August 27, 2018 00:00:00


BELA BELA (South Africa), Aug 26 (AFP): South African farmers have demanded Donald Trump "leave us the hell alone" after the US president criticised the country's land reform plans, accusing him of trying to deflect attention from his own scandals.

"The people were furious about Trump - and I think they still are," said Preline Swart, a 37-year-old black woman who farms grain and cattle with her husband east of Cape Town.

"He's an outsider and he knows nothing about farming," she said on the sidelines of a summit of farmers, officials and industry players in Bela Bela, 100 miles (160 kilometres) northeast of Johannesburg.

Trump's Wednesday tweet, posted on the eve of the "Land Solution" gathering, touched on the overwhelmingly white ownership of farmland in South Africa - one of the most sensitive issues in the country's post-apartheid history.

"I have asked Secretary of State… (Mike) Pompeo to closely study the South Africa land and farm seizures and expropriations and the large scale killing of farmers," tweeted Trump to his 54 million followers.

His tweet apparently followed a segment on conservative Fox News about Pretoria's plan to change the constitution to speed up expropriation of land without compensation to redress racial imbalances in land ownership.

"'South African Government is now seizing land from white farmers'," said Trump's post, which tagged the show's host, Tucker Carlson, as well as the channel.

"I think Donald Trump must really take his long hair… and leave our people the hell alone," added Swart.

While many of the farmers at Thursday and Friday's land summit rejected Trump's intervention, many are unsure what the government's plan to expropriate land to fix historical injustices will mean for them.

"The deputy president assured farmers government isn't going to do anything reckless," said conference speaker Tshilidzi Matshidzula, 30, a dairy farmer with 1,000 cattle on his ranch in the country's Eastern Cape province.

"(But) as a farmer, although I'm black, expropriation is a serious concern.
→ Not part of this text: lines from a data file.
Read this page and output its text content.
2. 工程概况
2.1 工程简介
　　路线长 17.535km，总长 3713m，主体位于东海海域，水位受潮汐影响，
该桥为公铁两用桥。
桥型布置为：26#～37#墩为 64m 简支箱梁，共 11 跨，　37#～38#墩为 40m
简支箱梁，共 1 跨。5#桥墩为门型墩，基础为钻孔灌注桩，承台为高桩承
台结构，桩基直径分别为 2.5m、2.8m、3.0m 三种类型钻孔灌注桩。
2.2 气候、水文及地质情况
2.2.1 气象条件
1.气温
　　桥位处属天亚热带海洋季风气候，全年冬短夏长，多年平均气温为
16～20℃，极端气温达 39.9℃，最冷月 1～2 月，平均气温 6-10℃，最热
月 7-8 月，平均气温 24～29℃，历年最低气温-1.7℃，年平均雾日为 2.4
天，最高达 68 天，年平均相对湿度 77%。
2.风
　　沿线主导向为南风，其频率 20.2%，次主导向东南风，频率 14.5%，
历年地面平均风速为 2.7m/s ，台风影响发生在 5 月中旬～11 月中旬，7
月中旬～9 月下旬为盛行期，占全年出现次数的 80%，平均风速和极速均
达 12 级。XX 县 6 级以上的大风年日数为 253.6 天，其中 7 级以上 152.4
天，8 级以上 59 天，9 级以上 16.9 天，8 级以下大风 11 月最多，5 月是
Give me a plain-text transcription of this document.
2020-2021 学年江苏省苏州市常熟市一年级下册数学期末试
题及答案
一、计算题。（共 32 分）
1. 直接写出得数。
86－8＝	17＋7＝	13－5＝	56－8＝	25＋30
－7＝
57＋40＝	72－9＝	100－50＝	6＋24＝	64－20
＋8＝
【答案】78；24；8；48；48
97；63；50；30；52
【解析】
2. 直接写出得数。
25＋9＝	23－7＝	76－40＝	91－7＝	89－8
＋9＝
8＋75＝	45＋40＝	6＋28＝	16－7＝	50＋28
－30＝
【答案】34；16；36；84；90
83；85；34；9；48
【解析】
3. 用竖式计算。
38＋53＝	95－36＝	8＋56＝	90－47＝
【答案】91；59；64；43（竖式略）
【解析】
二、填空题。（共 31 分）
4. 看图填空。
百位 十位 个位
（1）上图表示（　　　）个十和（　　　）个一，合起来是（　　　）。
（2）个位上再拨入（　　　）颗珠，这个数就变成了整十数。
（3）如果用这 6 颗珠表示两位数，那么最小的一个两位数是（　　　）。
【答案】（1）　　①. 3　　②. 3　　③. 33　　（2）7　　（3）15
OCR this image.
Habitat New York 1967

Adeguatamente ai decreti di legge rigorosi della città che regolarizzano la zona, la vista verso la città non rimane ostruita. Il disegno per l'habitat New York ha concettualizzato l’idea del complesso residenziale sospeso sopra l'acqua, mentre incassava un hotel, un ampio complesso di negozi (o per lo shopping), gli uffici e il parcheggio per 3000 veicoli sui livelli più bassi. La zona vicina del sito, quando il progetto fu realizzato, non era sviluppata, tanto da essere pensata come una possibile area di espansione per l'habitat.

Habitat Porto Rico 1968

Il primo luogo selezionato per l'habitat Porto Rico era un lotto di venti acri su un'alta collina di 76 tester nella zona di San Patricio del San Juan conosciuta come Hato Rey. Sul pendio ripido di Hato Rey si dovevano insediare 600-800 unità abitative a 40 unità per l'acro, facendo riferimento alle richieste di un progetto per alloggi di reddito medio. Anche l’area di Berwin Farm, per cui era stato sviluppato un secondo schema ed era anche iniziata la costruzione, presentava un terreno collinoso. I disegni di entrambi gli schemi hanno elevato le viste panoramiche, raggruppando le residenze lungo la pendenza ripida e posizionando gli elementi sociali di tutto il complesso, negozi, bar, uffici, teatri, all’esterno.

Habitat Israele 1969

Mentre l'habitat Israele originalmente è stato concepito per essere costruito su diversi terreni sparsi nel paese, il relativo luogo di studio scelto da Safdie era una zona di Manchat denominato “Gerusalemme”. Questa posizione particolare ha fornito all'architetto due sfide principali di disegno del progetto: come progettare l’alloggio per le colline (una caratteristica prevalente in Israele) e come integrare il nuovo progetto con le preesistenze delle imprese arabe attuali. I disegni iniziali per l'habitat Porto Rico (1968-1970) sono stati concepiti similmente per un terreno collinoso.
The sooner we get formal clarity on how it will be handled, the better."

As he spoke, other black delegates congratulated Matshidzula for the speech he had just given on how to resolve land inequality.

According to President Cyril Ramaphosa, who himself farms cattle on a 5,100 hectare ranch, the white community that makes up eight per cent of the population "possess 72 per cent of farms".

In contrast, "only four per cent" of farms are in the hands of black people who make up four-fifths of the population.

The stark disparity stems from purchases and seizures during the colonial era that were then enshrined in law during apartheid.